To address this, QCO (Quick Change Over) concepts were integrated from the outset. Tooling systems were designed with fixed references, eliminating the need for fine tuning at start-up. In the EV sector, where each component carries significant value, the objective was clear: after changeover and quality verification, the first produced part must already meet specifications. The extensive use of electric axes across process functions provided the control accuracy necessary to reach this goal.
Compactness was another distinctive feature. Electrical and pneumatic cabinets were initially integrated into the machine structure, reducing footprint and improving layout efficiency. While Tier 1 and Tier 2 customers readily adopted this configuration, OEMs often required more conventional external cabinets. Today, IMA EV-TECH offers both solutions, responding to different production philosophies.
Over the years, the company’s expertise has grown through a rigorous engineering approach and continuous collaboration between R&D teams and universities. Copper, however, has repeatedly demonstrated behaviours that aren’t always predictable. Its reaction to forming and welding processes led engineers to define it as “a living material”, capable of changing characteristics depending on variables that aren’t always immediately evident.
Welding has remained a critical phase in hairpin technology. Early alignment systems based on masks evolved significantly over time. In high slot-count and small-diameter applications, gripping systems replaced masking solutions. More recently, a three-effect mask has been introduced to ensure tangential and radial alignment while guaranteeing axial containment. Its reduced thickness makes it particularly suitable for very short wire leads, including so-called “minipins,” with serial production already achieving straight terminal lengths below 6 mm.
Today, ATOP’s fourth-generation hairpin stator machines consolidate more than a decade of technological evolution. Higher productivity, increased process stability and optimized footprint summarize the progress achieved while preserving the original design principles.
Looking ahead, the evolution of e-mobility motor design remains open. Hairpin stators are widely considered a strong solution, yet some view them as a transitional step toward simpler and more cost-effective manufacturing concepts.
Continuous Flow Winding (CFW): a promising development
IMA EV-TECH continues to explore alternative technologies. Traditional wave winding still presents constraints in motor design, process control and automation scalability. In this context, Continuous Flow Winding (CFW) represents a promising development. Originally engineered to meet specific motor requirements, CFW addresses many of the limitations associated with conventional wave winding.
The external insertion process enables closed-gap inner diameters, while helicoidal slot profiles support improved magnetic flux distribution and smoother conductor insertion. The reduced wave development allows compact equipment, with a complete line footprint comparable to that of a hairpin stator line. Moreover, outer-slot insertion limits copper crown height to below 24 mm, contributing to a more compact end-winding geometry.

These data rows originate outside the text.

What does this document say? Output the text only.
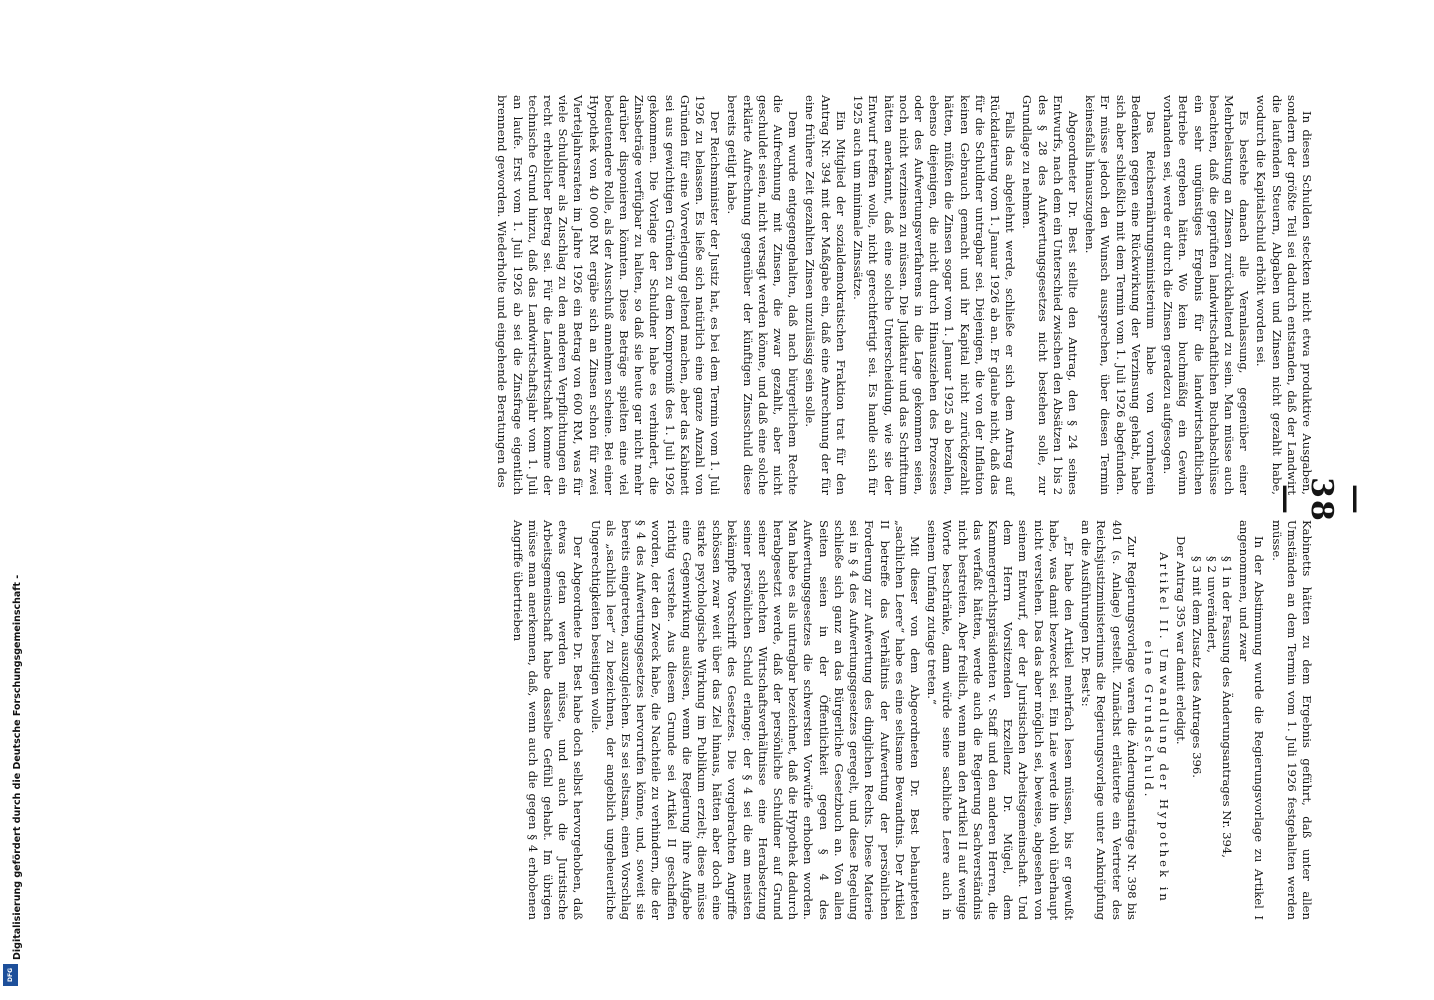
— 38 —

In diesen Schulden steckten nicht etwa produktive Ausgaben, sondern der größte Teil sei dadurch entstanden, daß der Landwirt die laufenden Steuern, Abgaben und Zinsen nicht gezahlt habe, wodurch die Kapitalschuld erhöht worden sei.

Es bestehe danach alle Veranlassung, gegenüber einer Mehrbelastung an Zinsen zurückhaltend zu sein. Man müsse auch beachten, daß die geprüften landwirtschaftlichen Buchabschlüsse ein sehr ungünstiges Ergebnis für die landwirtschaftlichen Betriebe ergeben hätten. Wo kein buchmäßig ein Gewinn vorhanden sei, werde er durch die Zinsen geradezu aufgesogen.

Das Reichsernährungsministerium habe von vornherein Bedenken gegen eine Rückwirkung der Verzinsung gehabt, habe sich aber schließlich mit dem Termin vom 1. Juli 1926 abgefunden. Er müsse jedoch den Wunsch aussprechen, über diesen Termin keinesfalls hinauszugehen.

Abgeordneter Dr. Best stellte den Antrag, den § 24 seines Entwurfs, nach dem ein Unterschied zwischen den Absätzen 1 bis 2 des § 28 des Aufwertungsgesetzes nicht bestehen solle, zur Grundlage zu nehmen.

Falls das abgelehnt werde, schließe er sich dem Antrag auf Rückdatierung vom 1. Januar 1926 ab an. Er glaube nicht, daß das für die Schuldner untragbar sei. Diejenigen, die von der Inflation keinen Gebrauch gemacht und ihr Kapital nicht zurückgezahlt hätten, müßten die Zinsen sogar vom 1. Januar 1925 ab bezahlen, ebenso diejenigen, die nicht durch Hinausziehen des Prozesses oder des Aufwertungsverfahrens in die Lage gekommen seien, noch nicht verzinsen zu müssen. Die Judikatur und das Schrifttum hätten anerkannt, daß eine solche Unterscheidung, wie sie der Entwurf treffen wolle, nicht gerechtfertigt sei. Es handle sich für 1925 auch um minimale Zinssätze.

Ein Mitglied der sozialdemokratischen Fraktion trat für den Antrag Nr. 394 mit der Maßgabe ein, daß eine Anrechnung der für eine frühere Zeit gezahlten Zinsen unzulässig sein solle.

Dem wurde entgegengehalten, daß nach bürgerlichem Rechte die Aufrechnung mit Zinsen, die zwar gezahlt, aber nicht geschuldet seien, nicht versagt werden könne, und daß eine solche erklärte Aufrechnung gegenüber der künftigen Zinsschuld diese bereits getilgt habe.

Der Reichsminister der Justiz hat, es bei dem Termin vom 1. Juli 1926 zu belassen. Es ließe sich natürlich eine ganze Anzahl von Gründen für eine Vorverlegung geltend machen, aber das Kabinett sei aus gewichtigen Gründen zu dem Kompromiß des 1. Juli 1926 gekommen. Die Vorlage der Schuldner habe es verhindert, die Zinsbeträge verfügbar zu halten, so daß sie heute gar nicht mehr darüber disponieren könnten. Diese Beträge spielten eine viel bedeutendere Rolle, als der Ausschuß annehmen scheine. Bei einer Hypothek von 40 000 RM ergäbe sich an Zinsen schon für zwei Vierteljahresraten im Jahre 1926 ein Betrag von 600 RM, was für viele Schuldner als Zuschlag zu den anderen Verpflichtungen ein recht erheblicher Betrag sei. Für die Landwirtschaft komme der technische Grund hinzu, daß das Landwirtschaftsjahr vom 1. Juli an laufe. Erst vom 1. Juli 1926 ab sei die Zinsfrage eigentlich brennend geworden. Wiederholte und eingehende Beratungen des

Kabinetts hätten zu dem Ergebnis geführt, daß unter allen Umständen an dem Termin vom 1. Juli 1926 festgehalten werden müsse.

In der Abstimmung wurde die Regierungsvorlage zu Artikel I angenommen, und zwar

§ 1 in der Fassung des Änderungsantrages Nr. 394,

§ 2 unverändert,

§ 3 mit dem Zusatz des Antrages 396.

Der Antrag 395 war damit erledigt.

Artikel II. Umwandlung der Hypothek in eine Grundschuld.

Zur Regierungsvorlage waren die Änderungsanträge Nr. 398 bis 401 (s. Anlage) gestellt. Zunächst erläuterte ein Vertreter des Reichsjustizministeriums die Regierungsvorlage unter Anknüpfung an die Ausführungen Dr. Best's:

„Er habe den Artikel mehrfach lesen müssen, bis er gewußt habe, was damit bezweckt sei. Ein Laie werde ihn wohl überhaupt nicht verstehen. Das das aber möglich sei, beweise, abgesehen von seinem Entwurf, der der Juristischen Arbeitsgemeinschaft. Und dem Herrn Vorsitzenden Exzellenz Dr. Mügel, dem Kammergerichtspräsidenten v. Staff und den anderen Herren, die das verfaßt hätten, werde auch die Regierung Sachverständnis nicht bestreiten. Aber freilich, wenn man den Artikel II auf wenige Worte beschränke, dann würde seine sachliche Leere auch in seinem Umfang zutage treten.“

Mit dieser von dem Abgeordneten Dr. Best behaupteten „sachlichen Leere“ habe es eine seltsame Bewandtnis. Der Artikel II betreffe das Verhältnis der Aufwertung der persönlichen Forderung zur Aufwertung des dinglichen Rechts. Diese Materie sei in § 4 des Aufwertungsgesetzes geregelt, und diese Regelung schließe sich ganz an das Bürgerliche Gesetzbuch an. Von allen Seiten seien in der Öffentlichkeit gegen § 4 des Aufwertungsgesetzes die schwersten Vorwürfe erhoben worden. Man habe es als untragbar bezeichnet, daß die Hypothek dadurch herabgesetzt werde, daß der persönliche Schuldner auf Grund seiner schlechten Wirtschaftsverhältnisse eine Herabsetzung seiner persönlichen Schuld erlange; der § 4 sei die am meisten bekämpfte Vorschrift des Gesetzes. Die vorgebrachten Angriffe schössen zwar weit über das Ziel hinaus, hätten aber doch eine starke psychologische Wirkung im Publikum erzielt; diese müsse eine Gegenwirkung auslösen, wenn die Regierung ihre Aufgabe richtig verstehe. Aus diesem Grunde sei Artikel II geschaffen worden, der den Zweck habe, die Nachteile zu verhindern, die der § 4 des Aufwertungsgesetzes hervorrufen könne, und, soweit sie bereits eingetreten, auszugleichen. Es sei seltsam, einen Vorschlag als „sachlich leer“ zu bezeichnen, der angeblich ungeheuerliche Ungerechtigkeiten beseitigen wolle.

Der Abgeordnete Dr. Best habe doch selbst hervorgehoben, daß etwas getan werden müsse, und auch die Juristische Arbeitsgemeinschaft habe dasselbe Gefühl gehabt. Im übrigen müsse man anerkennen, daß, wenn auch die gegen § 4 erhobenen Angriffe übertrieben

Digitalisierung gefördert durch die Deutsche Forschungsgemeinschaft -
DFG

Applications using both Litz wire for single-pole stators and rigid conductors have already been developed, expanding the potential of this technology.
As the stator shows continuous evolutions, also the rotor requires development of technologies. EESM rotors are growing as an important alternative to permanent magnets. New winding solutions becomes necessary to better support the challenge of large-scale manufacturing in efficiency.
Defining the exact trajectory of future motor architectures remains complex. What is certain is that IMA EV-TECH, building on ATOP’s technological heritage, will continue to support customers with solutions designed to evolve alongside the e-Mobility market.